I love language. Anyone who knows me or my work knows this to be true. I particularly love language when it is juxtaposed or collided with movement. For me, this provides endless possibilities. Deeply felt movement or gesture can illuminate something hidden or fallow in the text. Similarly, powerful language can dislodge the prettiness or vanity of dancing. I am fascinated by the conversation between the two.
I also love the human voice. Like most dancers I fell in love with the human body and what it can do at an early age, utterly fascinated at the multitudinous ways it could bend and twist and configure itself. But unlike most dancers, I also fell in love with the voice somewhere along the way, its sonorities, its depth, its ability to express emotion. So I am not one of those choreographers who utilizes the disembodied voiceover very much. I am much more attracted to the real time sound of the voice as it resonates in the body. What could be more delicious than witnessing a performer as he/she grapples with a complex physical task and a highly structured vocal task at the same time? It’s not just the level of difficulty that intrigues me it’s the thrill of the encounter- that the performer is likely to discover something truthful and unplanned in that collision between the two forces. This opens up the space for real intuitive action. When the mind is put so far at bay and one’s whole being is concentrated on the task of finding ownership in both the sound and the movement that you are making, then you are somehow relying on a different part of your being. You are deliciously unselfconscious and perhaps for a brief period not watching yourself. That’s when you begin to perform from a deeper place.
But oh my, I have seriously strayed from the topic at hand. What I really wanted to say is- Puppets don’t talk! That may be one reason why in twenty years of theatrical experimentation it never occurred to me to work with one. Sure, I have seen them from time to time and thought them endearing, but loving language and the human voice as I do (not to mention the fleshy reality of the human body) I just always thought puppets were not for me. So…… enter Basil Twist who convinced me to work with him on Paula Vogel’s The Long Christmas Ride Home. He was having his debut as a director at the Magic Theater and needed someone to choreograph a homoerotic solo for one of the characters. Well, I can do that with my eyes closed, thought I! But I wasn’t really compelled to say yes until I met Basil and he charmed me into it. Little did I know that when I got into the rehearsal process with him and saw these very human, beautiful puppets of his that I realized I would have to shed my lifelong identity as a puppetphobe. I wanted the puppets to be onstage longer, I couldn’t get enough of them. They were so potent somehow, the embodiment of everything that is fragile and vulnerable and beautiful about us humans. And their emotions were wonderfully transparent- they were just who they were! They couldn’t lie! They were just puppets after all!

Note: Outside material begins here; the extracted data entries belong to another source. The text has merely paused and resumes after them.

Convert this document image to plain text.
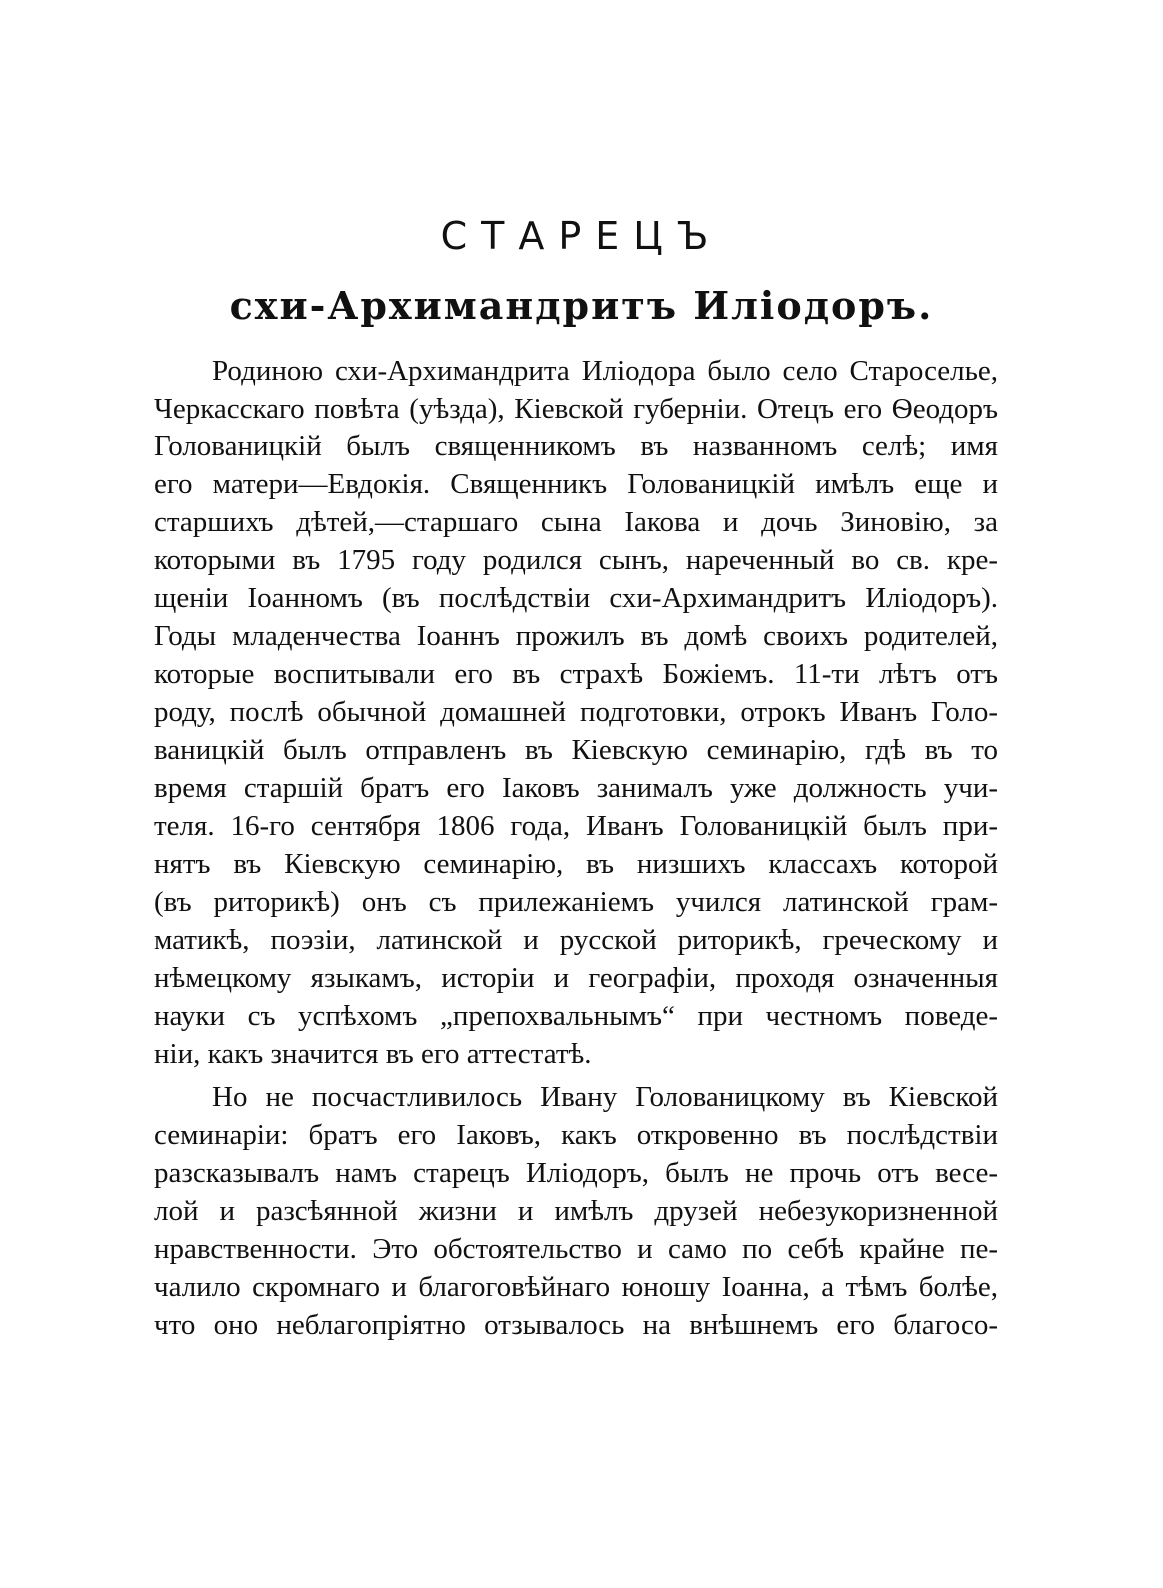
СТАРЕЦЪ
схи-Архимандритъ Иліодоръ.
Родиною схи-Архимандрита Иліодора было село Староселье,
Черкасскаго повѣта (уѣзда), Кіевской губерніи. Отецъ его Ѳеодоръ
Голованицкій былъ священникомъ въ названномъ селѣ; имя
его матери—Евдокія. Священникъ Голованицкій имѣлъ еще и
старшихъ дѣтей,—старшаго сына Іакова и дочь Зиновію, за
которыми въ 1795 году родился сынъ, нареченный во св. кре-
щеніи Іоанномъ (въ послѣдствіи схи-Архимандритъ Иліодоръ).
Годы младенчества Іоаннъ прожилъ въ домѣ своихъ родителей,
которые воспитывали его въ страхѣ Божіемъ. 11-ти лѣтъ отъ
роду, послѣ обычной домашней подготовки, отрокъ Иванъ Голо-
ваницкій былъ отправленъ въ Кіевскую семинарію, гдѣ въ то
время старшій братъ его Іаковъ занималъ уже должность учи-
теля. 16-го сентября 1806 года, Иванъ Голованицкій былъ при-
нятъ въ Кіевскую семинарію, въ низшихъ классахъ которой
(въ риторикѣ) онъ съ прилежаніемъ учился латинской грам-
матикѣ, поэзіи, латинской и русской риторикѣ, греческому и
нѣмецкому языкамъ, исторіи и географіи, проходя означенныя
науки съ успѣхомъ „препохвальнымъ“ при честномъ поведе-
ніи, какъ значится въ его аттестатѣ.
Но не посчастливилось Ивану Голованицкому въ Кіевской
семинаріи: братъ его Іаковъ, какъ откровенно въ послѣдствіи
разсказывалъ намъ старецъ Иліодоръ, былъ не прочь отъ весе-
лой и разсѣянной жизни и имѣлъ друзей небезукоризненной
нравственности. Это обстоятельство и само по себѣ крайне пе-
чалило скромнаго и благоговѣйнаго юношу Іоанна, а тѣмъ болѣе,
что оно неблагопріятно отзывалось на внѣшнемъ его благосо-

Anyway, I was infatuated and completely blindsided by my own infatuation. I had gone into the project thinking I would probably just avert my eyes whenever the puppets appeared. But it was quite the contrary, I wanted to run over and touch them and hold them and see if they would like me.
All of this I attribute to Basil and his enormous gift as a puppet maker. He really loves these creatures and makes them with such care. He imbues them all with a bit of his own spirit (which is elfin and magical, by the way). But more importantly, he believes they will become who they are, find themselves if you will, and blossom into full glorious beings. He believes. And he makes you believe.
So after that transformative experience at the Magic Theater, we kept in touch. We kept imagining working together. We talked about a sensitive gay puppet, an overly aesthetic adolescent boy who feels ill equipped to be in the world with all of its cruelty and ugliness. We got on the same page about this topic very quickly, mind you. ( I can’t imagine why.)
We kept after it and pretty soon we found our Wonderboy. I had a ball finding words and movements for him and, of course, it was a wonderful journey with the performers in my company to find out how they could be an integral part of his story. I don’t wish to say too much more about the actual piece, but am eager to share him finally with the rest of the world. I will just say that I have fallen in love with another one of Basil’s puppets and I hope I have done him justice.